脚と角

関西を中心に国内外のサッカーシーンを観測する蹴球的徒然草。

喜怒哀楽の真髄は蹴球にこそ有り。

奈良クラブの平日

2008年06月13日 | 脚で語る奈良クラブ
 奈良県社会人リーグ1部を戦う奈良クラブ。今月より練習拠点をYANAGI FIELDにて確保することができた。現在練習は平日の火・木・金の3日間、午後8時から行われている。一体どんな様子なのか途中からとなったが覗いてきた。

 

 ケガで戦列を離れている矢部選手を含め、この日の練習参加はわずか6名。話には聞いていたが常識的に少ない。写真を見ても分かるように、もちろん全員がフィールドプレイヤーでGKはいない。クロスからのシュート練習では数分間筆者がGKに入ったほどだ。この全員が参加できないところが社会人サッカーの厳しいところと言いたいが、“上を目指す”のであればそこは打開していきたいところ。所属選手がどう自分のスケジュールに折り合いをつけて、少しでも参加できるかが今後の大きな課題となる。ここについては後に語るとして、少ない人数ながらも、矢部選手のコーチングによって充実した練習が淡々と、時に和気藹々とこなされていく。
 センターサークル内でのボール回しで、ミスをした選手はゴールラインまで罰走をこなす簡単なメニューから、フィジカル面を重視した練習など少ない人数でもこなせるメニューが続く。

 

 そして、4面のコートをワイドに使ったクロスの練習だ。左サイドの金城選手、右サイドの上西選手と2トップの松野正、嶋の2人がいたため、秋本選手からのボール出しからフィニッシュのシュートまで連動されて行われた。やはり通常はフットサルコートを小分けするカーテンレールがあるため、ここにたまにボールがぶつかるのが厄介だが、ピッチのことを考えるとそんなことは言ってられない。これまでは電灯の下でボールを蹴っていたことが日常だったのだから。

 

 最後には、サッカーバレーをメンバー替えながら数セット行い練習終了となったが、どうやら昨日の練習は9人ほど参加していた模様。しかし、これだけの環境が揃っていながら、人数がこれだけしか揃わない、いや、むしろ練習参加メンバーが固定化されているのはサポーターとして正直寂しいのが本音だ。
 
 「環境うんぬんじゃないんだと思う。奈良のサッカー選手は、それだけじゃ意識は変わらない。ほとんどの選手が、まだ週1でサッカーをできればいいと思ってる選手が多いんかな。結局奈良クラブも全く新たにゼロから興したチームじゃなくて、“都南クラブ”の延長線上という印象がどこかにあるんかもな。」
 練習終盤、筆者に語ってくれた矢部選手の言葉にハッとさせられた思いだった。確かに環境は問題ない。フットサルコートであるということさえ除けば、サッカーが上達するには申し分ない環境だ。でも、それだけではまだ何も変わらない。チームを取り巻く環境が劇的に変わった訳でもない。選手も大幅に入れ替わった訳ではない。運営会社ができた訳でもない。これまでの“草サッカー感覚”から脱却すべき選手の意識改革の難しさを浮き彫りにするように言葉を振り絞る我らが矢部次郎の苦悩が見えた気がした。

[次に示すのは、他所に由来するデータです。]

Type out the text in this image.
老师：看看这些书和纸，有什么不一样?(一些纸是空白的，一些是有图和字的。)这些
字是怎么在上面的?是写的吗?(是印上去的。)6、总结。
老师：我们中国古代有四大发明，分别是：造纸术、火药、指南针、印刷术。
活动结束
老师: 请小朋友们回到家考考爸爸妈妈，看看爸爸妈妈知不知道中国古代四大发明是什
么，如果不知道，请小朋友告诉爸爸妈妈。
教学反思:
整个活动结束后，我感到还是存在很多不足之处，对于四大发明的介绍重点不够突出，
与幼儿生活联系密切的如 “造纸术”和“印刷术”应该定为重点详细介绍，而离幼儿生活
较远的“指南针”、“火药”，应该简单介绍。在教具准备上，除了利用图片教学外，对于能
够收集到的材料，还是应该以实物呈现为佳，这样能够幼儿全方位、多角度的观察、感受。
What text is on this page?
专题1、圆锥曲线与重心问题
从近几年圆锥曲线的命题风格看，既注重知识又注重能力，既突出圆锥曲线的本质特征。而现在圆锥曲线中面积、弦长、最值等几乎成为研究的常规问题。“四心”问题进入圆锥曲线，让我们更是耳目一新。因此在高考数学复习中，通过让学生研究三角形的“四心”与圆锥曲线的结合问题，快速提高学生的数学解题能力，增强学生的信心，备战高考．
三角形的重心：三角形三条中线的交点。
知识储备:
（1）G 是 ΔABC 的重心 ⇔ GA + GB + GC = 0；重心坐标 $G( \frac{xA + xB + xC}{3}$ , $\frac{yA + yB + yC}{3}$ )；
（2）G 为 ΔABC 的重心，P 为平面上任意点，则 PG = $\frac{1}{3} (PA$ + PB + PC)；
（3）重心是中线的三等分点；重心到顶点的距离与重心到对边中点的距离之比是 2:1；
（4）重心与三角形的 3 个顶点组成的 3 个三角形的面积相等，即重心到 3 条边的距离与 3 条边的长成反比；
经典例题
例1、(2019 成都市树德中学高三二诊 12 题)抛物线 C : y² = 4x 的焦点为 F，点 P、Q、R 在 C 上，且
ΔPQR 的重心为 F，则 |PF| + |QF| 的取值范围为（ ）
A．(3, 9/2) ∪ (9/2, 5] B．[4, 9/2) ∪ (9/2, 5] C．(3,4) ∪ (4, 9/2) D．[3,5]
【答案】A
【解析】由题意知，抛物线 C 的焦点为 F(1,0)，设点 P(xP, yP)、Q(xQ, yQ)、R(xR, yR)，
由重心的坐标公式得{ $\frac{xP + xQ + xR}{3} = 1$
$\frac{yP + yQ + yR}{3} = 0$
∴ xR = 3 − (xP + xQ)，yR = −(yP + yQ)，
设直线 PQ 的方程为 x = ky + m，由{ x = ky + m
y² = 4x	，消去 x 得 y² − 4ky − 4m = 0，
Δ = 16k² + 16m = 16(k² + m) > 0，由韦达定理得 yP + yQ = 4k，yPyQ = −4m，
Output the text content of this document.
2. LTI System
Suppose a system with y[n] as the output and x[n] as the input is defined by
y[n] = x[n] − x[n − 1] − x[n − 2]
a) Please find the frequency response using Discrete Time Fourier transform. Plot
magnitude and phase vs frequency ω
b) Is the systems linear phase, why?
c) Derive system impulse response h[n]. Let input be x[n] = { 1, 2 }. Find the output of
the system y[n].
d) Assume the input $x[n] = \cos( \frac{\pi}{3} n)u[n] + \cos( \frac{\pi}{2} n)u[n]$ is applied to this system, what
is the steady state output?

 これは簡単な問題ではない。だが、徐々に志の熱い新たな選手たちが集まろうとしている状況でもある。チームとして、勝つための集団として今、奈良クラブは試合以外で難しい局面にあるのだろう。予定されている試合は待ってくれない。そしてチームも苦しみながら船出を遂げたところだ。悩むにはまだ早い。ぼちぼち行こう。我々も最大限のサポートをしていく。